Pump/Grid bonding, etc


Well-known member
Jun 4, 2007
Putnam County, NY
Hey All,

I have found what I believe to be improper bonding on the pool at our new house. The subpanel is connected to a ground rod near the pump AND the house main panel (isnt this incorrect?) The pump has two large green ground wire connected on the case...one appears to go to the pump pad, the other snakes off in the direction of the pool. The pump itself is grounded through the cord.

Here is the problem...I was following the green wire heading out towards the pool and pulling it out of the mulch as I went (it wasn't really buried...only an inch under the surface) when about 5 feet from the pool, it just stopped. It doesn't look severed like from as shovel, but a clean beveled cut...as if it never really did go any farther. I have dug around trying to see if I can find the other end, but it appears there isnt one. SO...the pump isn't bonded to the pool. This is an old pool (the CO says 1983) so how would I go about connecting to the grid (if any) after the fact? Should I be looking for a piece of rebar to clamp on to? How do you test to see if your bonding is actually working?
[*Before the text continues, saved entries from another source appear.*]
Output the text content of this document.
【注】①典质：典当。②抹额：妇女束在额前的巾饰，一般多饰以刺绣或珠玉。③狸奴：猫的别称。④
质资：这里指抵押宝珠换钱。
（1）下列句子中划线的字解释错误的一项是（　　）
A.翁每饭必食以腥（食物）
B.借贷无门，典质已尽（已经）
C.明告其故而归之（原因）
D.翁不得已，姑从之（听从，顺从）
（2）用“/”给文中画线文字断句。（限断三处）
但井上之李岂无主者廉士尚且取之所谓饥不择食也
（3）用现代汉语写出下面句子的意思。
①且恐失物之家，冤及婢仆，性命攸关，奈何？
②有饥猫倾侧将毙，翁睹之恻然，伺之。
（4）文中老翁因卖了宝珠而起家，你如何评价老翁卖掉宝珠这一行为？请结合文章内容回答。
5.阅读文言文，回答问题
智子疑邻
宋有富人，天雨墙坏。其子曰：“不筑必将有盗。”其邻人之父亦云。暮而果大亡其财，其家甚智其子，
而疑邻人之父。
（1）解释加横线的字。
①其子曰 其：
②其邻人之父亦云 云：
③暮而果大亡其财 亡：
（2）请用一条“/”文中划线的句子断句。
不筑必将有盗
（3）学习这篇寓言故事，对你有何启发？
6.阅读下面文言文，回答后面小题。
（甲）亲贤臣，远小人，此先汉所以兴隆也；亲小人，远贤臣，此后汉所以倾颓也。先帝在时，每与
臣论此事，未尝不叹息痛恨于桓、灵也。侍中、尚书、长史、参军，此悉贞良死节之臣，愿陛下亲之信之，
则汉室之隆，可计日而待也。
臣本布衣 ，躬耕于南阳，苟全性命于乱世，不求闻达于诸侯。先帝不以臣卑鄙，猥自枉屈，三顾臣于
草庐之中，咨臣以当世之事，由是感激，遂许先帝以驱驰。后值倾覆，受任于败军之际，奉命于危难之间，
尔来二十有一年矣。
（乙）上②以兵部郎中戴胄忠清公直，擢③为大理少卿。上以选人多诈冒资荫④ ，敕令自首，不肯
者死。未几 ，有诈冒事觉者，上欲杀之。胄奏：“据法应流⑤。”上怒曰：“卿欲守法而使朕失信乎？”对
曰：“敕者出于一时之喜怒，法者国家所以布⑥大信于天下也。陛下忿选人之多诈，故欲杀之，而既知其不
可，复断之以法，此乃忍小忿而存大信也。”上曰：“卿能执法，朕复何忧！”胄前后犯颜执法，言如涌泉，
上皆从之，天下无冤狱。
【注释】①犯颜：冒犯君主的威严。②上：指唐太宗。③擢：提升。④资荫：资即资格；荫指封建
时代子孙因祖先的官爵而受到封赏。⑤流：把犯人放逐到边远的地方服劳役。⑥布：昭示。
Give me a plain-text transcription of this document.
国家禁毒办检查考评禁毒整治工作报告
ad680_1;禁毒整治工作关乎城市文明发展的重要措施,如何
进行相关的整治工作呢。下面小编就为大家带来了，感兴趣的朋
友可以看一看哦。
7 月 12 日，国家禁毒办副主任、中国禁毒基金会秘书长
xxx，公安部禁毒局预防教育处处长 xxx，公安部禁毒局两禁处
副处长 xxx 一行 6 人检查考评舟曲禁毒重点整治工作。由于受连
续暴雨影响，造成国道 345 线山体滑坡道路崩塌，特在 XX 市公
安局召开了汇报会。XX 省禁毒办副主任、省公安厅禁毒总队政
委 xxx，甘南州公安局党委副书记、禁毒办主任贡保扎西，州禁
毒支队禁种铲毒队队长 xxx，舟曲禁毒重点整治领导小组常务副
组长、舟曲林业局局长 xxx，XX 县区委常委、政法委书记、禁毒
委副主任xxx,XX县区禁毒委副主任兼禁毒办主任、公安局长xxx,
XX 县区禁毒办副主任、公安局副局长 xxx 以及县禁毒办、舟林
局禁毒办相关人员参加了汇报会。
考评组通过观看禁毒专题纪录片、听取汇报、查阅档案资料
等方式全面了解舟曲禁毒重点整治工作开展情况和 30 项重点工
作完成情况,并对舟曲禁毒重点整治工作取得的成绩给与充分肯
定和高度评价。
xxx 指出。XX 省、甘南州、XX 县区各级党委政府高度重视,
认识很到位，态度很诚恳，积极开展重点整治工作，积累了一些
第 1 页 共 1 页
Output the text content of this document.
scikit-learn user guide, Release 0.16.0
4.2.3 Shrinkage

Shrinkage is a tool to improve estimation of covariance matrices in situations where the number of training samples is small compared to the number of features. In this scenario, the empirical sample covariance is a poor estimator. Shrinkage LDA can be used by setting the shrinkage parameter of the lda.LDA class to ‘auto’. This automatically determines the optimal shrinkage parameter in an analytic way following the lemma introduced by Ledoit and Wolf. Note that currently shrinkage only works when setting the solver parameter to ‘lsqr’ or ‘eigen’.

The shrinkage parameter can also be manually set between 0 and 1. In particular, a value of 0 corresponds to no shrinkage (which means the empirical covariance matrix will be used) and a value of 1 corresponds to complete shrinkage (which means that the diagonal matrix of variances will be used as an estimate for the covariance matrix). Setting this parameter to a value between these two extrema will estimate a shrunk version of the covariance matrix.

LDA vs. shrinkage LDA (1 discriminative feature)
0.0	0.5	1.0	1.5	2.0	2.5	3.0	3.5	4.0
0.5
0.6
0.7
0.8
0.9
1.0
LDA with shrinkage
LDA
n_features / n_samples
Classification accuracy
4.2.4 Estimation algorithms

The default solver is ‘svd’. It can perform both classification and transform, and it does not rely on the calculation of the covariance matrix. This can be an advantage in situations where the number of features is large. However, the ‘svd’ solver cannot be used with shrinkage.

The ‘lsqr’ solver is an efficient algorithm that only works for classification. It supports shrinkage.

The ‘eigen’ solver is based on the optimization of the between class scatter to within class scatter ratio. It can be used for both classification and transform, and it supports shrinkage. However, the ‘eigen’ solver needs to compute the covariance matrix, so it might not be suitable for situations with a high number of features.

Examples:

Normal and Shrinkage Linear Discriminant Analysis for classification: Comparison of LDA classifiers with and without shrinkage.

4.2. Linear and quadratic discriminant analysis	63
To date we have no issues (no tingling on pool ladders, etc) although the 220 GFI test button doesn't trip when pushed which may or may not be related.

Any bonding tips short of ripping it all out? :lol:


LifeTime Supporter
Jun 7, 2007
Raceland, Kentucky
I don't know of any way to verify with 100% certainty that a pool is bonded properly, but yours definitely isn't. The pump case should definitely be bonded to the grid surrounding the pool with solid copper wire, including all the rebar including that in the deck, steel walls for steel/vinyl pools, ladder and handrail anchors, light niche, metal coping, etc. In short, all metal parts of substantial size must be bonded together to form one equipotential grid, which is then indirectly connected to the electrical circuit ground via the pump, light niche, heater, automatic controller, SWCG, etc.

You could bond your pump to a piece of rebar, but you would never know if that piece of rebar was tied to all the others (steel tie wire is okay if tight). I would check for continuity between all accessible metal parts. If the ground terminal is exposed on the inside of your light niche (current code says it should be sealed in potting compound, but since it is an older pool I bet it won't be) you could check from there to your ladder.

I'd find out why the GFCI doesn't trip. Could be a defective breaker, improper installation, or a problem with the ground circuit.

As for the additional ground rod for the subpanel, there are some inspectors who would never allow it, others who would probably insist on it, and depending on which version of which code was in force during construction, it may have actually been prohibited, but I don't personally consider it a safety problem as long as the subpanel ground is also connected back to the main panel. That second wire on the pump case bonding terminal is not supposed to connect directly to the ground circuit, so you might want to see where it goes.


LifeTime Supporter
Platinum Supporter
TFP Expert
May 7, 2007
Silver Spring, MD
First, if the test button on a GFCI doesn't trip the GFCI then it needs to be replaced. This happens now and then and is probably unrelated to everything else.

As chatcher said, code varies from place to place, year to year, and inspector to inspector. The extra ground rod at the sub-panel won't directly affect the bonding system. I would leave it alone unless you are making changes sufficent to require reinspection, and then go with what the local inspector says.

To test the bonding you need a fairly long piece of reasonably heavy gauge wire and an ohm meter (multimeter). Firmly connect one end of the wire to the pump and then measure the resistance between the other end of the wire and the heater, SWG, and anything metal built into your pool (typically ladders, automatic covers, sockets in the deck the ladders connect to, etc). In all cases the resistance should be less than 5 ohms, hopefully quite a bit less; though not all ohm meters are particuarly accurate at low ohm readings and it is sometimes difficult to get a good connection to the item being tested. If all the readings are high, switch the wire from the pump to something else and see if anything is connected together.

Finding a bonding point on an old system is tricky. You could use a metal detector, if you have one, and scan around the edge of the deck for metal. Another approach is to use a wire tracer, which you are even less likely to have. Without either of those; random digging in likely spots might get lucky or it might just mess up your landscaping.